The SVA library has two new books on the American photographer Diane Arbus (1923–1971). Most popularly known for her photographs of societal outsiders, Arbus challenged the delineation of normality and abnormality, allowing the ordinary to be seen for its exceptional qualities, and the estranged to become the extraordinary. From Oxford Art Online, “Arbus exemplified clearly the shift during the 1960s from objectivity to subjectivity in documentary photography. Her portraits are an exposition of her personal fascination with American mores as seen through outsiders such as dwarfs, giants, twins, and the elderly. Arbus did exploit her subjects in that she used them as metaphors of her own sense of what it was to be an individual, but her self-searching was not mere self-indulgence; her cri de coeur was a collective one that encompassed not only the stigmatized members of society but also the ‘normal’.”
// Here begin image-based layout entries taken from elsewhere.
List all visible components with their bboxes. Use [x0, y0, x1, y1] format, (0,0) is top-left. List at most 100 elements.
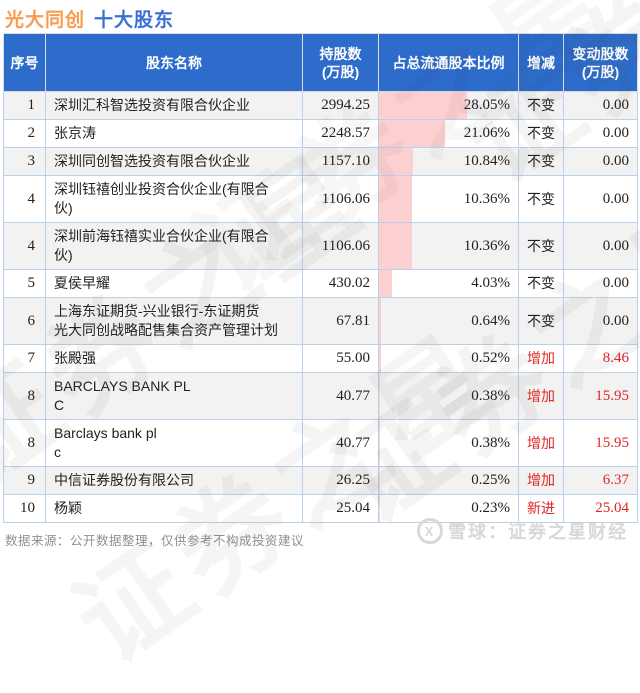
percent-bar: [379, 345, 381, 372]
change-shares-cell: 0.00: [563, 119, 638, 148]
rank-cell: 2: [3, 119, 46, 148]
page-subtitle: 十大股东: [94, 10, 175, 31]
rank-cell: 4: [3, 222, 46, 270]
shareholder-table: 序号 股东名称 持股数 (万股) 占总流通股本比例 增减 变动股数 (万股) 1…: [3, 33, 638, 523]
shares-cell: 26.25: [302, 466, 379, 495]
page-title: 光大同创 十大股东: [5, 5, 174, 32]
change-cell: 不变: [518, 147, 564, 176]
rank-cell: 3: [3, 147, 46, 176]
shareholder-name-cell: 夏侯早耀: [45, 269, 303, 298]
shares-cell: 2248.57: [302, 119, 379, 148]
change-cell: 不变: [518, 297, 564, 345]
change-cell: 增加: [518, 372, 564, 420]
shareholder-name-cell: 深圳前海钰禧实业合伙企业(有限合 伙): [45, 222, 303, 270]
table-row: 1 深圳汇科智选投资有限合伙企业 2994.25 28.05% 不变 0.00: [3, 91, 638, 120]
percent-bar: [379, 92, 468, 119]
percent-cell: 0.38%: [378, 419, 519, 467]
change-cell: 不变: [518, 175, 564, 223]
percent-bar: [379, 298, 381, 344]
percent-cell: 0.38%: [378, 372, 519, 420]
change-shares-cell: 25.04: [563, 494, 638, 523]
percent-bar: [379, 420, 381, 466]
logo-text: 雪球：证券之星财经: [448, 522, 628, 542]
change-cell: 增加: [518, 466, 564, 495]
rank-cell: 7: [3, 344, 46, 373]
change-shares-cell: 15.95: [563, 372, 638, 420]
change-shares-cell: 0.00: [563, 147, 638, 176]
percent-bar: [379, 467, 380, 494]
table-row: 5 夏侯早耀 430.02 4.03% 不变 0.00: [3, 269, 638, 298]
column-header-change: 增减: [518, 33, 564, 92]
shareholder-name-cell: 杨颖: [45, 494, 303, 523]
percent-label: 0.23%: [471, 500, 510, 516]
percent-bar: [379, 148, 414, 175]
percent-cell: 0.64%: [378, 297, 519, 345]
shares-cell: 1106.06: [302, 175, 379, 223]
percent-label: 0.64%: [471, 312, 510, 329]
percent-label: 0.38%: [471, 387, 510, 404]
shareholder-name-cell: 张京涛: [45, 119, 303, 148]
percent-label: 10.84%: [463, 153, 510, 169]
percent-cell: 4.03%: [378, 269, 519, 298]
percent-label: 4.03%: [471, 275, 510, 291]
change-shares-cell: 6.37: [563, 466, 638, 495]
shareholder-name-cell: 张殿强: [45, 344, 303, 373]
percent-label: 28.05%: [463, 97, 510, 113]
percent-label: 0.25%: [471, 472, 510, 488]
column-header-name: 股东名称: [45, 33, 303, 92]
rank-cell: 5: [3, 269, 46, 298]
table-row: 3 深圳同创智选投资有限合伙企业 1157.10 10.84% 不变 0.00: [3, 147, 638, 176]
column-header-percent: 占总流通股本比例: [378, 33, 519, 92]
shareholder-name-cell: 深圳同创智选投资有限合伙企业: [45, 147, 303, 176]
change-shares-cell: 15.95: [563, 419, 638, 467]
shareholder-name-cell: 上海东证期货-兴业银行-东证期货 光大同创战略配售集合资产管理计划: [45, 297, 303, 345]
shareholder-name-cell: Barclays bank pl c: [45, 419, 303, 467]
table-row: 7 张殿强 55.00 0.52% 增加 8.46: [3, 344, 638, 373]
percent-bar: [379, 495, 380, 522]
shareholder-name-cell: 深圳钰禧创业投资合伙企业(有限合 伙): [45, 175, 303, 223]
percent-bar: [379, 223, 412, 269]
table-row: 2 张京涛 2248.57 21.06% 不变 0.00: [3, 119, 638, 148]
snowball-icon: X: [417, 518, 443, 544]
table-header-row: 序号 股东名称 持股数 (万股) 占总流通股本比例 增减 变动股数 (万股): [3, 33, 638, 92]
rank-cell: 8: [3, 372, 46, 420]
shares-cell: 40.77: [302, 372, 379, 420]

diane arbus: in the beginning, was created to accompany a Metropolitan Museum of Art exhibition of the same name. Focusing on the first seven years of the photographer’s art practice (1956-1962), the collection includes many of her most iconic images, although over half of the photographs in the book are published here for the first time, creating a comprehensive guide to the formative years of Arbus’ artistic style. In addition to photographs, the book includes negatives, appointment books, notebooks, and an essay by curator Jeff L. Rosenheim.
Diane Arbus: Portrait of a Photographer is a new biography by Arthur Lubow that draws on exclusive interviews with the people closest to Arbus and previously unknown letters to expand our understanding of her life. From the publisher’s description, “It is impossible to understand the transfixing power of Arbus’s photographs without exploring her life. Lubow…deftly traces Arbus’s development from a wealthy, sexually precocious free spirit into first, a successful New York fashion photographer and then, a singular artist who coaxed secrets from her subjects. Lubow reveals that Arbus’s profound need not only to see her subjects but to be seen by them drove her to forge unusually close bonds with these people, helping her discover the fantasies, pain, and heroism within each of them, and leading her to create a new kind of photographic portraiture charged with an unnerving complicity between the subject and the viewer.”
You can find both of these titles on the new book shelf of the Main library. For more work by the Diane Arbus, check out Diane Arbus: Revelations and Diane Arbus: The Libraries. We also have a DVD of the film Fur, an imaginary portrait of Diane Arbus starring Nicole Kidman.